Di Marco Signori - "Lei è al Senato, voialtri no". Pare si sia sentito rispondere così Americo Di Benedetto dall'entourage di Matteo Renzi, al quale non chiedeva posti per sé, come ogni buon politico che si rispetti, ma proponeva uno scatto di coraggio: mandare a Roma la giovane consigliera comunale di Sulmona Maria Ciampaglione, e il segretario di Pizzoli Velia Giorgi.
Finisce così, nel peggiore dei modi, la spinta innovatrice del rottamatore fiorentino. Guida la lista a sostegno di Renzi in provincia dell'Aquila Stefania Pezzopane. Dopo di lei Peppe Di Pangrazio. Entrambi da soli due mesi passati col sindaco di Firenze.
Il disegno è ormai chiaro, il cerchio si chiude: servono parlamentari, se si vuol contare qualcosa nelle scelte del governo. E il sindaco di Firenze non sarà il segretario che si occupa di circoli e tesseramenti, vuole guidare il Paese. Finché non sarà lui a Palazzo Chigi dovrà farlo dal partito.
Scrivevamo tempo fa che Renzi assumeva sempre più le sembianze di un vestito nuovo su un corpo e una mente immutati. Con la presentazione delle liste per i componenti dell'assemblea nazionale che saranno votate l'8, abbiamo avuto la conferma.
Oltre ai sette buoni motivi per votare Matteo Renzi, di cui parla Fabio Avallone in un pezzo sul suo blog molto condiviso sul web, da oggi ce n'è uno ottimo per non votarlo, che da solo vale più di tutti gli altri.

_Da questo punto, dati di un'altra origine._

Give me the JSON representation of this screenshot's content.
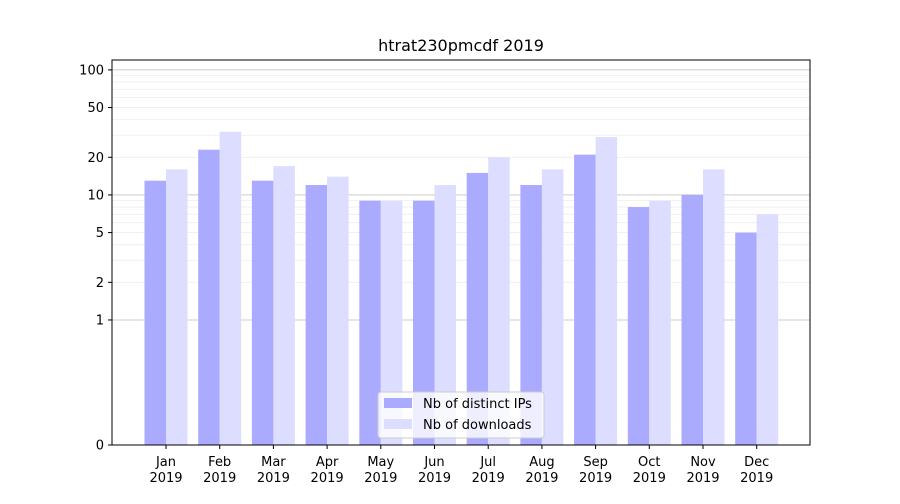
{
  "chart_data": {
    "type": "bar",
    "title": "htrat230pmcdf 2019",
    "xlabel": "",
    "ylabel": "",
    "yscale": "symlog",
    "ylim": [
      0,
      120
    ],
    "yticks": [
      0,
      1,
      2,
      5,
      10,
      20,
      50,
      100
    ],
    "grid": true,
    "legend_position": "bottom-center",
    "categories": [
      "Jan\n2019",
      "Feb\n2019",
      "Mar\n2019",
      "Apr\n2019",
      "May\n2019",
      "Jun\n2019",
      "Jul\n2019",
      "Aug\n2019",
      "Sep\n2019",
      "Oct\n2019",
      "Nov\n2019",
      "Dec\n2019"
    ],
    "series": [
      {
        "name": "Nb of distinct IPs",
        "color": "#aaaaff",
        "values": [
          13,
          23,
          13,
          12,
          9,
          9,
          15,
          12,
          21,
          8,
          10,
          5
        ]
      },
      {
        "name": "Nb of downloads",
        "color": "#ddddff",
        "values": [
          16,
          32,
          17,
          14,
          9,
          12,
          20,
          16,
          29,
          9,
          16,
          7
        ]
      }
    ]
  }
}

È così ovunque: la geografia delle liste racconta di consiglieri regionali, parlamentari, dirigenti di vecchio corso che per tutto si caratterizzano tranne che per connotati di discontinuità, avversori di Renzi fino all'estate scorsa, che dal 9 dicembre comporranno il parlamentino democratico.

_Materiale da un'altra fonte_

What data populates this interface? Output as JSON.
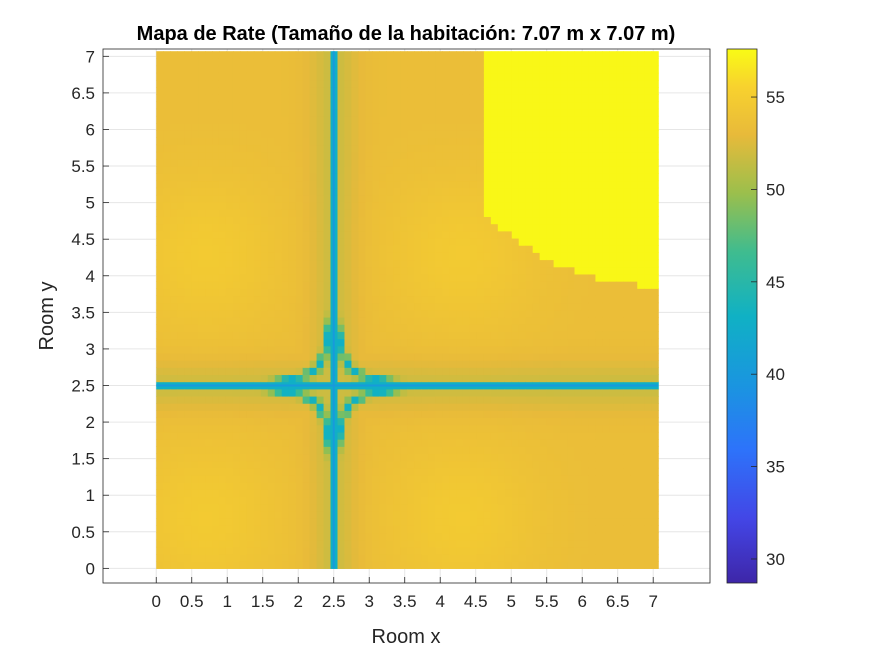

Saranno cioè la nuova classe dirigente. Anzi no, la vecchia. Cioè, la stessa di oggi. Non cambiano i volti, insomma, ma il peggio è che non cambiano neanche i metodi.
Anzi, alla fine sono Cuperlo e Civati, più sobriamemente, a incarnarlo davvero, il rinnovamento. Tanto da permettere ai loro rappresentanti di sbeffeggiare i renziani della prima ora rimasti esclusi da ogni scelta. Tutti giovanissimi, nessuna nomenclatura, alle teste di lista in Abruzzo a sostegno degli sfidanti di Renzi.

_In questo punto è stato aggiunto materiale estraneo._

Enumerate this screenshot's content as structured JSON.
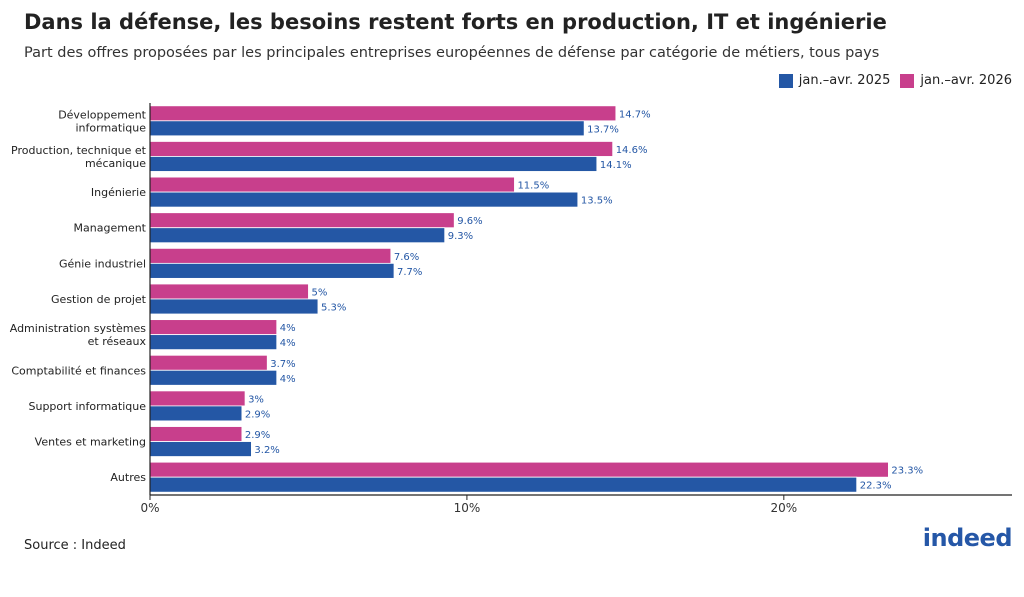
{
  "header": {
    "title": "Dans la défense, les besoins restent forts en production, IT et ingénierie",
    "subtitle": "Part des offres proposées par les principales entreprises européennes de défense par catégorie de métiers, tous pays"
  },
  "footer": {
    "source": "Source : Indeed",
    "logo_text": "indeed"
  },
  "colors": {
    "series_2025": "#2457a5",
    "series_2026": "#c83f8c",
    "label_text": "#2457a5"
  },
  "chart_data": {
    "type": "bar",
    "orientation": "horizontal",
    "categories": [
      [
        "Développement",
        "informatique"
      ],
      [
        "Production, technique et",
        "mécanique"
      ],
      [
        "Ingénierie"
      ],
      [
        "Management"
      ],
      [
        "Génie industriel"
      ],
      [
        "Gestion de projet"
      ],
      [
        "Administration systèmes",
        "et réseaux"
      ],
      [
        "Comptabilité et finances"
      ],
      [
        "Support informatique"
      ],
      [
        "Ventes et marketing"
      ],
      [
        "Autres"
      ]
    ],
    "series": [
      {
        "name": "jan.–avr. 2026",
        "color": "#c83f8c",
        "values": [
          14.7,
          14.6,
          11.5,
          9.6,
          7.6,
          5,
          4,
          3.7,
          3,
          2.9,
          23.3
        ],
        "labels": [
          "14.7%",
          "14.6%",
          "11.5%",
          "9.6%",
          "7.6%",
          "5%",
          "4%",
          "3.7%",
          "3%",
          "2.9%",
          "23.3%"
        ]
      },
      {
        "name": "jan.–avr. 2025",
        "color": "#2457a5",
        "values": [
          13.7,
          14.1,
          13.5,
          9.3,
          7.7,
          5.3,
          4,
          4,
          2.9,
          3.2,
          22.3
        ],
        "labels": [
          "13.7%",
          "14.1%",
          "13.5%",
          "9.3%",
          "7.7%",
          "5.3%",
          "4%",
          "4%",
          "2.9%",
          "3.2%",
          "22.3%"
        ]
      }
    ],
    "legend": [
      {
        "name": "jan.–avr. 2025",
        "color": "#2457a5"
      },
      {
        "name": "jan.–avr. 2026",
        "color": "#c83f8c"
      }
    ],
    "legend_position": "top-right",
    "xlim": [
      0,
      27.2
    ],
    "xticks": [
      0,
      10,
      20
    ],
    "xtick_labels": [
      "0%",
      "10%",
      "20%"
    ],
    "grid": false
  }
}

Il sindaco di Firenze era considerato, a ragione, un vincente. Perché anche quando perse contro Bersani si comportò come un vincente. Oggi invece ha perso prima ancora di competere. Ha perso contro l'apparato. Si è piegato ai Vincenzo De Luca e alle Stefania Pezzopane pur di portare a casa un risultato diventato del tutto personale.
Ha perso perché non pescherà più un voto tra l'elettorato del centrodestra. E non perché - come dice l'embedded Giovanni Toti - si è espresso per la decadenza di Silvio Berlusconi, ma piuttosto perché ha dimostrato che oltre ai proclami neanche lui è stato capace di combattere una battaglia senza, anzi contro, gli storici notabili.
Ha perso perché non comunica realmente, ma solo virtualmente.
Ha perso perché la bulimia da ambizione gli ha fatto perdere la bussola: i suoi obiettivi personali lo hanno reso cinico e spietato.
Alla fine, anche la sua corsa finirà. Sarà uno dei tanti leader a orologeria che si alternano alla guida del centrosinistra. E se riuscirà ad andare al governo, sarà solo per "decadenza" dell'avversario.